A couple of years ago we drove through the very small town of Ovid, Idaho. The largest structure in the town is an abandoned church, which sits in a field off the main road. The single person we saw happened to be the owner of the church. She said, “I’ll sell it to you for fifty thousand dollars.” When I told her I would buy it, she said, “You’ll have to move it off my land.”
For me, there has always been something sacred about abandoned spaces. A lived-in space is too preoccupied with its occupants to consider those who came before. But an abandoned space is always remembering what is now lost. No doubt the church in Ovid remembers the true believer and the hypocrite. And misses them both.
from The Next Time
Nobody sees it happening, but the architecture of our time
Is becoming the architecture of the next time.

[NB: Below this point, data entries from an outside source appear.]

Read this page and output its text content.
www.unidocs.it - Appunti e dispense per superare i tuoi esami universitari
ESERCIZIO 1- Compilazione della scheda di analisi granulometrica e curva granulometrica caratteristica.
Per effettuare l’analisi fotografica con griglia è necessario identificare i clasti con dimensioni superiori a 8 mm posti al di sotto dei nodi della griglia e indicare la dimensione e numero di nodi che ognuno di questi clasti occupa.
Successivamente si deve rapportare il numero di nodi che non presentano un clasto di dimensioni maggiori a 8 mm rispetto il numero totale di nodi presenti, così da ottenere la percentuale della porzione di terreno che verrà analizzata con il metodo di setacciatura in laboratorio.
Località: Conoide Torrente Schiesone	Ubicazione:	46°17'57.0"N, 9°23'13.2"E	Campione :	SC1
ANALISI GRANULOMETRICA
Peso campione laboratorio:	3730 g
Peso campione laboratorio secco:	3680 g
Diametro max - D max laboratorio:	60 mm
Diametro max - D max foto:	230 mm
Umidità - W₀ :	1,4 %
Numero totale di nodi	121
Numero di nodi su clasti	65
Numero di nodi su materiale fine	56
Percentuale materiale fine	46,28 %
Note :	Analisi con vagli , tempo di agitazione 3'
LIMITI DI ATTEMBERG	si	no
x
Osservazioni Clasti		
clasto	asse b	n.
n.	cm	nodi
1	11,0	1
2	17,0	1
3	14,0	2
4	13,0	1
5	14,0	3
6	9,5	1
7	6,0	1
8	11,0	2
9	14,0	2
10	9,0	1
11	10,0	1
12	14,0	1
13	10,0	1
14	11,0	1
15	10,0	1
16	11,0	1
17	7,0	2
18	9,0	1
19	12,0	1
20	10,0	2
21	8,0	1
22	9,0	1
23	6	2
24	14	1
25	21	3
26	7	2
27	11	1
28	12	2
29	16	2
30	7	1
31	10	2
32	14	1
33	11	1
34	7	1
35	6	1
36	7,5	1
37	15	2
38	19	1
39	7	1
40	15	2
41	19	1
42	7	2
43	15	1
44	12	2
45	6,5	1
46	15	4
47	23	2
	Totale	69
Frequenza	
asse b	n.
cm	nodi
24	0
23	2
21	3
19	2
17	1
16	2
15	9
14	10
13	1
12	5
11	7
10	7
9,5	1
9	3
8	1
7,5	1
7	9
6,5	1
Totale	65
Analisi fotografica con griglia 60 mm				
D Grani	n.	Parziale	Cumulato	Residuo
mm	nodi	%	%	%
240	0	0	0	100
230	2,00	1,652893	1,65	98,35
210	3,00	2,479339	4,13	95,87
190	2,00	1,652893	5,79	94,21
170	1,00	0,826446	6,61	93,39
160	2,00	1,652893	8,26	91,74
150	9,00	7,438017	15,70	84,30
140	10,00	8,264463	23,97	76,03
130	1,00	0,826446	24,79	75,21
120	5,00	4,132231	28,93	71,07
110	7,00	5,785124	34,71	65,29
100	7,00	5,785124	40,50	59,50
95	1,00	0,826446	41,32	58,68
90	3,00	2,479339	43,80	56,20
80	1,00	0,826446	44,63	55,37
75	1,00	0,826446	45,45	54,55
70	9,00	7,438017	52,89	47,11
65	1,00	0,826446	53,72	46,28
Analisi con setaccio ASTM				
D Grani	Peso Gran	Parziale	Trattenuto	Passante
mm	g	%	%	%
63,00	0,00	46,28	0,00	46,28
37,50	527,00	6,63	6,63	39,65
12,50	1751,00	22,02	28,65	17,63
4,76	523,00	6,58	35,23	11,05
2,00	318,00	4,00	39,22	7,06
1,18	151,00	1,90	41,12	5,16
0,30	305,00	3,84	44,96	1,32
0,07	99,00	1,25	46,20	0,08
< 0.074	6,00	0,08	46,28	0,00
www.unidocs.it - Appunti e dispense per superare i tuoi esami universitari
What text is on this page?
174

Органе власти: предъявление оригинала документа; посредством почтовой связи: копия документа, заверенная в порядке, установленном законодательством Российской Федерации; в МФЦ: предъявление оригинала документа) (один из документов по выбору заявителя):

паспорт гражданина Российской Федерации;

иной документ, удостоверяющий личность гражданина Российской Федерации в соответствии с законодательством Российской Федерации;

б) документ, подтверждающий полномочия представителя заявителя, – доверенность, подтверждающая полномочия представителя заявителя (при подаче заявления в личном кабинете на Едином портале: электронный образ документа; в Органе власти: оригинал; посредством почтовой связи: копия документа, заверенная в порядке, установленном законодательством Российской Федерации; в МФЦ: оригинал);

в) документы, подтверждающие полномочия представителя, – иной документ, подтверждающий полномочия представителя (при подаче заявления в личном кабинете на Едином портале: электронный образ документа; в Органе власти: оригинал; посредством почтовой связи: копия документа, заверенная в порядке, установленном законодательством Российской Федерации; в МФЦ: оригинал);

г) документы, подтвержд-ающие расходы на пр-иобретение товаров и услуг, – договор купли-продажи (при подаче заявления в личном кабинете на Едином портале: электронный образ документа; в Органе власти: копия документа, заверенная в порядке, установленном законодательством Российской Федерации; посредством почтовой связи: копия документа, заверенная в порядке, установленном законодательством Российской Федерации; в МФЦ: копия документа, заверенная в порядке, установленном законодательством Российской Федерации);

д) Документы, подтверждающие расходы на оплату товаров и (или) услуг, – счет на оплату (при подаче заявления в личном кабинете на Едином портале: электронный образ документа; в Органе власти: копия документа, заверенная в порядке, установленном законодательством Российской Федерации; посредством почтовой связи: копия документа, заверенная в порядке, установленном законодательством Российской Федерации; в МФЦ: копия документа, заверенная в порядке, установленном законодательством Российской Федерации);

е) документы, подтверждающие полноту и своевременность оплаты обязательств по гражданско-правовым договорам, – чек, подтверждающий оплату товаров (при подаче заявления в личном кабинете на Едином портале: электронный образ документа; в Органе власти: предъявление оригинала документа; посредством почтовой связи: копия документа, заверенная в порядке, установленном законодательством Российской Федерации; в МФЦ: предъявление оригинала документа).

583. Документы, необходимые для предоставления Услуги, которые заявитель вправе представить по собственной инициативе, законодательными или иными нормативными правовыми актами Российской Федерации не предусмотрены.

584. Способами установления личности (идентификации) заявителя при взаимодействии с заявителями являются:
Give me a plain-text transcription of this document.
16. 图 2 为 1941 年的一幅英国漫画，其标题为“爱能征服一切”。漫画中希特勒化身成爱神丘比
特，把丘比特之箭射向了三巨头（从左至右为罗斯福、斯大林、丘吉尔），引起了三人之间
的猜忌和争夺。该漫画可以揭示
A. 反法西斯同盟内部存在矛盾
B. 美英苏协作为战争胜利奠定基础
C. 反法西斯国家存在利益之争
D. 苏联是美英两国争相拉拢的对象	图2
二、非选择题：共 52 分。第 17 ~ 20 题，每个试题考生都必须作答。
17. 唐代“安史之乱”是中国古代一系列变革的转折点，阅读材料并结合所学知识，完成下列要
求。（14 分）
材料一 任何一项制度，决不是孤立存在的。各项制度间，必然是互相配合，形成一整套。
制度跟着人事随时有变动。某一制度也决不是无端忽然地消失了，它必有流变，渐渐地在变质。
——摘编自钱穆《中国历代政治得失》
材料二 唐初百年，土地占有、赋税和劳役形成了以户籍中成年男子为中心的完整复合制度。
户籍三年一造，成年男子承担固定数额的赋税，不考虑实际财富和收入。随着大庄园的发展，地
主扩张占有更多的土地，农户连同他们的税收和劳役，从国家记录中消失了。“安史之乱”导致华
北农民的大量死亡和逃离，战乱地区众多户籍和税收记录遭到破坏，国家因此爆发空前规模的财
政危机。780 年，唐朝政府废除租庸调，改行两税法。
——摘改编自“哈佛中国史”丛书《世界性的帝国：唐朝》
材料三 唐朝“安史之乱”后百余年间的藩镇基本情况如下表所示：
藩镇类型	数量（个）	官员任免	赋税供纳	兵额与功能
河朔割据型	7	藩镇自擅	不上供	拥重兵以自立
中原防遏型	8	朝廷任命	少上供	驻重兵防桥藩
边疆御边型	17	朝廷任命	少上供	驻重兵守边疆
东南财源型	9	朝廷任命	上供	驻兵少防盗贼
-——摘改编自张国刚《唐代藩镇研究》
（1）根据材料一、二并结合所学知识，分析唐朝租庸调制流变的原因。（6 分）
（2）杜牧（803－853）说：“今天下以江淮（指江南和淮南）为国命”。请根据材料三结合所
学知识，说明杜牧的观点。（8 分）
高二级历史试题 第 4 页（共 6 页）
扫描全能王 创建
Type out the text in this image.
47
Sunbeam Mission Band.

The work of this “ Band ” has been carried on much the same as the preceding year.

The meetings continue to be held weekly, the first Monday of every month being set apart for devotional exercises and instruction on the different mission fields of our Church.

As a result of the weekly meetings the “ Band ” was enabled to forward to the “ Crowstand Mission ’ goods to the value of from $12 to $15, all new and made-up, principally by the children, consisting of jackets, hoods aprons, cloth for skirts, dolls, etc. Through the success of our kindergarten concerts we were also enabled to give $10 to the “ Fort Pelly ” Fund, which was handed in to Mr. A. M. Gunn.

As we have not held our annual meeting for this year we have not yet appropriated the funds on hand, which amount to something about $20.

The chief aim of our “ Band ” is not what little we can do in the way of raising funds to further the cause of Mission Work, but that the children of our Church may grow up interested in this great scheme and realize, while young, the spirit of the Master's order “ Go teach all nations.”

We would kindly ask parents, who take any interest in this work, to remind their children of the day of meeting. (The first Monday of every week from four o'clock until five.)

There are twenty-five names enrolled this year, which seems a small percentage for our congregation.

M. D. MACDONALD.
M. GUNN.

And the dazzle of light upon the waters is as nothing
Beside the changes wrought therein, just as our waywardness
Means nothing against the steady pull of things over the edge.
Naturally, we are concerned. Nobody can stop
The flow, but nobody can start it either. Time slips by;
Our sorrows do not turn into poems, and what is invisible
Stays that way. Too bad desire has fled, leaving only a trace
Of perfume in its wake, too bad so many people are moving away,
Too bad no voice comes forth from infinite space, from the folds
Of dust and carpets of wind to tell us that this
Is the way it was meant to happen, that if only we knew
How long the ruins would last, we would never complain.